When you have a child with special needs, you sit in many waiting rooms. Usually the visit is every week, sometimes all year long. While your child gets the amazing therapies he or she needs to succeed in daily life, you wait.
If you are like me, you could try to run one errand, attempt to read a book or clean out your purse in each 50-minute slot. However, you simply cannot repeat those actions every week. Some weeks you are so tired, you easily could fall asleep on the hard plastic chair in the waiting room. Some weeks you’re so hyperactive, you could just as easily lead a marching band through the room. Other weeks, the weather is so awful, you are just happy to have arrived safely. Therefore, you are content simply to sit, thankfully and quietly.
For the siblings of the child in therapy, you prepare. You pack snacks, books and games. You play and cajole. They usually meet other waiting sibs and, depending on those children’s social skills, you either watch anxiously, ready to intervene, or you catch up on the semi-latest celebrity gossip looking at months-old magazines.
Sometimes you meet another mom or dad with the same time appointment or waiting for the same group your child is attending. If it is the latter, you have a great deal to talk about and share. It is a “free” therapy session for the parents of these unique kids.
Sometimes you find a mom who is meeting the daily challenges of her child with grace and magnificence. She is still smiling, chatting and making jokes. She is kind and friendly to your other children. She is interested in you, your life and your child. She is one mom who you know immediately understands your life.
She can nod in agreement with how you handled a potentially explosive moment and share back a tip on how she handled a similar scene with her son. You will nod in agreement, at how sometimes your spouse isn’t exactly on board with the latest parenting method or class you are both now advocating.

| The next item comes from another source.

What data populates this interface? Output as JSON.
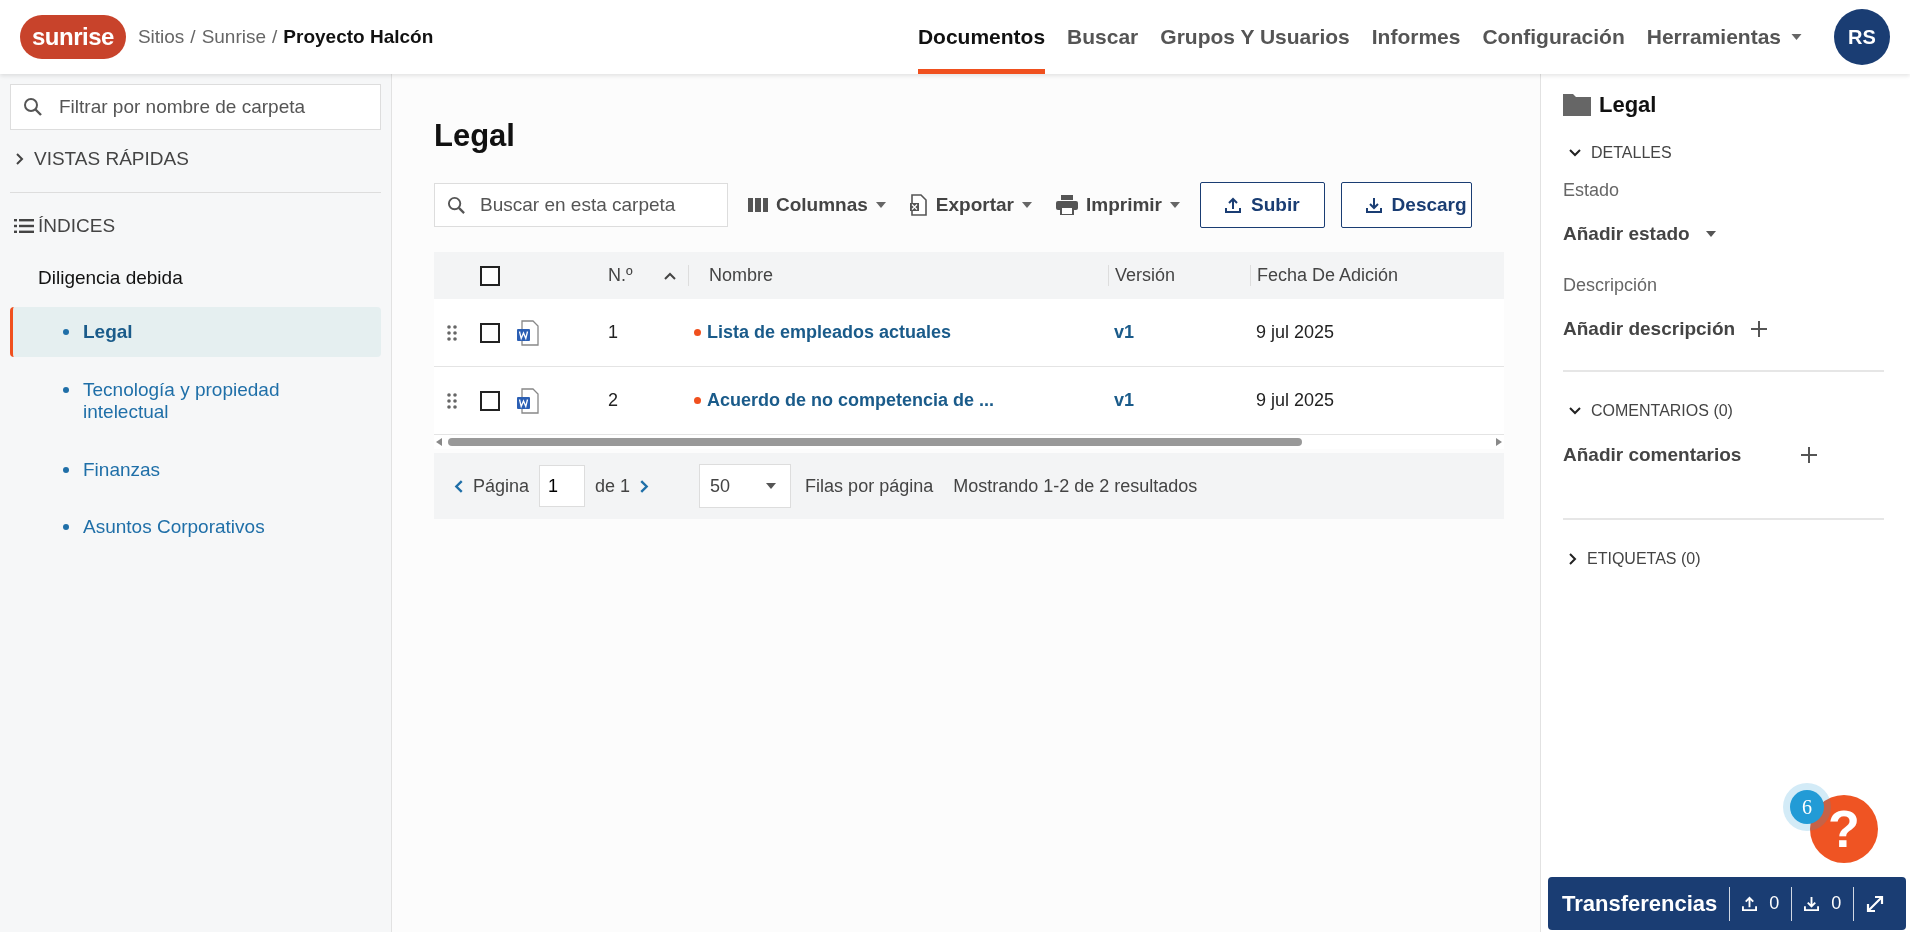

You are amazed how even your non-child experiences are the same. You have both been let go of jobs because of ill-tempered supervisors; you are the same age; she wants to become a teacher and you were a teacher in your prior life.
She is the friend you will have over for coffee some morning. You haven’t yet asked her because every week you know how busy her schedule is and, truthfully, so is yours. She is like you, tireless and committed to her son.
When you meet a parent like that, your worries, workload and world are lightened. You gain back some energy. You feel positive about the time and money your family is pouring into these therapies. You feel hope. On an often-lonely road as the parent of a special needs child, it is comforting to find a special parent.